The Pentagon could be funded in the coming months under a continuing resolution that maintains fiscal year 2011 funding at FY ’10 levels and does not allow for newly planned programs to kick off.

Senate Majority Leader Harry Reid (D-Nev.) last Thursday night acknowledged he would not be able to garner support for a $1 trillion-plus omnibus appropriations bill for the entire federal government for all of FY ’11; the bill that was before the Senate contained funding for the disputed F-35 Joint Strike Fighter alternate engine developed by General Electric [GE] and Rolls-Royce. Instead, the Senate planned to take up another short-term continuing resolution (CR) to cover the government in FY ’11 at FY ’10 funding levels after the current resolution was set to expire Saturday night. Senate Minority Leader Mitch McConnell (R-Ky.) crafted a new CR that runs until Feb. 18. The Senate planned to stay in session over the weekend.

The House, meanwhile, last Friday passed a short-term CR keeping the government running until Dec. 21 at FY ’10 levels.

The House previously passed a CR two weeks ago that would fund the Department of Defense and rest of the government for all of FY ’11, which runs until Sept. 30, largely at FY ’10 levels. The House-passed whole-year CR does not specifically fund the alternate engine. The FY ’10 Pentagon budget, though, includes $465 million for it, and some supporters of the second engine said they believe the long-term House CR would keep the program funded.

Obama had threatened to veto legislation that funds the engine effort that Congress has consistently funded in recent years over Pentagon objections.

The policy-setting defense authorization bill for FY ’11, meanwhile, moved toward approval late last week.

The House on Friday passed a compromise bill that House and Senate lawmakers hashed out two days earlier. The chamber passed the defense authorization bill via a 341-48 suspension vote, a process that allows for limited discussion of the legislation.

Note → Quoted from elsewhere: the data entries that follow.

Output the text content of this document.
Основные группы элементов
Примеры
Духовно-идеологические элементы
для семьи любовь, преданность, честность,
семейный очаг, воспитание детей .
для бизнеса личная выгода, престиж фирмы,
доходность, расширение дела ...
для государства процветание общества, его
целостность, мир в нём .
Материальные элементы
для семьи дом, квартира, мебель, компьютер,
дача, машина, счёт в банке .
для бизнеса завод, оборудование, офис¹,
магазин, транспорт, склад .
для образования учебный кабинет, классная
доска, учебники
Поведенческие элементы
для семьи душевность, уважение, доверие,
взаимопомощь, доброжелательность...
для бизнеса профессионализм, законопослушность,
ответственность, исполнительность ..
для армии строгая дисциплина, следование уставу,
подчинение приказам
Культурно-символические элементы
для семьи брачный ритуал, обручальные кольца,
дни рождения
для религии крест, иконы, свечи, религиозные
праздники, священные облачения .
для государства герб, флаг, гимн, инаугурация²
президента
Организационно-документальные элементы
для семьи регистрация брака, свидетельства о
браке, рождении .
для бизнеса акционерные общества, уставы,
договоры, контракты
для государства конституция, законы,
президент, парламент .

That authorization bill, which was before the Senate at press time last Friday, no longer contains controversial measures that were in a version that passed the House in May, including a specific authorization for the F-35 second engine and the repeal of the Pentagon’s Don’t Ask Don’t Tell policy on gay troops, which was broken into separate legislation.

The authorization bill’s fate in the Senate was uncertain last Friday afternoon.